Through PBL, students learn vital 21st century skills as they are required to take responsibility, initiative and to solve real world problems. As they are doing this in small groups, they also naturally learn cooperative and communication skills in order to complete projects with others. As students work on real world and/or community problems and topics through PBL, motivation and engagement tend to be higher as they can see the potential impact they can have on the world around them.

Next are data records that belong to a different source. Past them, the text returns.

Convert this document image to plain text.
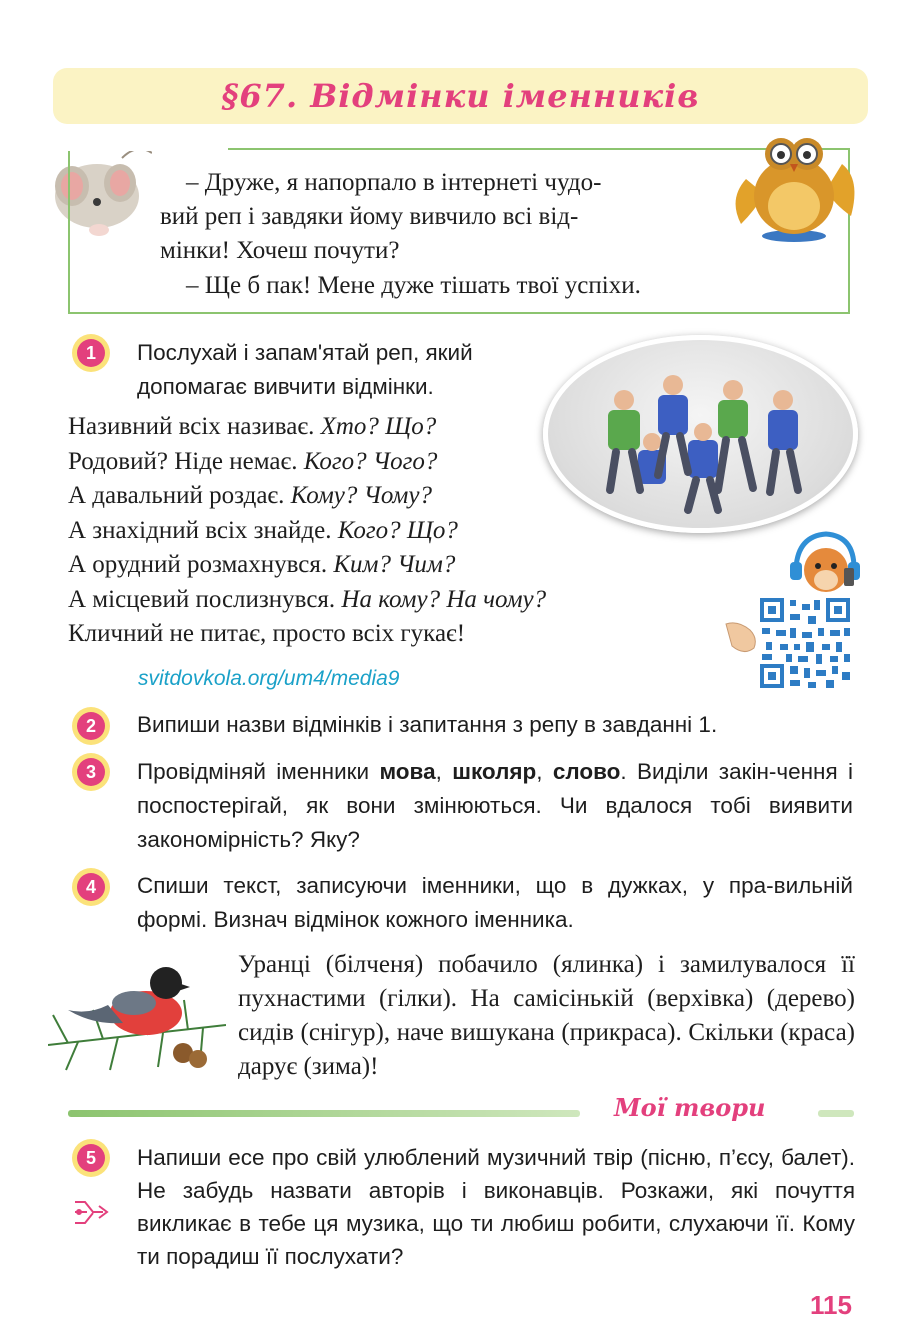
§67. Відмінки іменників
– Друже, я напорпало в інтернеті чудо-
вий реп і завдяки йому вивчило всі від-
мінки! Хочеш почути?
– Ще б пак! Мене дуже тішать твої успіхи.
1	Послухай і запам'ятай реп, який
допомагає вивчити відмінки.
Називний всіх називає. Хто? Що?
Родовий? Ніде немає. Кого? Чого?
А давальний роздає. Кому? Чому?
А знахідний всіх знайде. Кого? Що?
А орудний розмахнувся. Ким? Чим?
А місцевий послизнувся. На кому? На чому?
Кличний не питає, просто всіх гукає!
svitdovkola.org/um4/media9
2	Випиши назви відмінків і запитання з репу в завданні 1.
3	Провідміняй іменники мова, школяр, слово. Виділи закін-чення і поспостерігай, як вони змінюються. Чи вдалося тобі виявити закономірність? Яку?
4	Спиши текст, записуючи іменники, що в дужках, у пра-вильній формі. Визнач відмінок кожного іменника.
Уранці (білченя) побачило (ялинка) і замилувалося її пухнастими (гілки). На самісінькій (верхівка) (дерево) сидів (снігур), наче вишукана (прикраса). Скільки (краса) дарує (зима)!
Мої твори
5	Напиши есе про свій улюблений музичний твір (пісню, п’єсу, балет). Не забудь назвати авторів і виконавців. Розкажи, які почуття викликає в тебе ця музика, що ти любиш робити, слухаючи її. Кому ти порадиш її послухати?
115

In the past year, BOOKBRIDGE Heads of Learning Centers have been trained on PBL and how to implement it effectively with their classes. PBL requires a lot more teacher planning and well-developed facilitation skills, which may be unknown to learning center teachers who are more used to traditional classroom setting and activities. It may also be an adjustment for students who are given more freedom and responsibility than they are used to or initially comfortable with. However, once both teacher and students embrace PBL and start to see the positive impact on learning and motivation in the classroom, there is no going back.
Recently, we challenged students at our learning cneters (LC) to tackle the critical problem of single-use plastic over use and waste in their communities. We saw students in Cambodia do direct research with market vendors to understand how and why they use plastic bags, as a first step to understand how to change their behaviour. And at several LCs in Mongolia, teenaged students took the role of trainers and worked with children in pre-schools to teach them about the dangers of plastic bags. Several LCs also learned how to sew and made BOOKBRIDGE branded bags to sell locally. Some of them reached out to local radio stations and newspapers and one group started an engaging campaign called “No Plastic, No Problem” which even gained attention from the central department for waste management in the capital.
PBL is an active process of students learning by doing, of going into the world and building their confidence and real-world skills they are going to need for their futures. It is student centered learning at its best.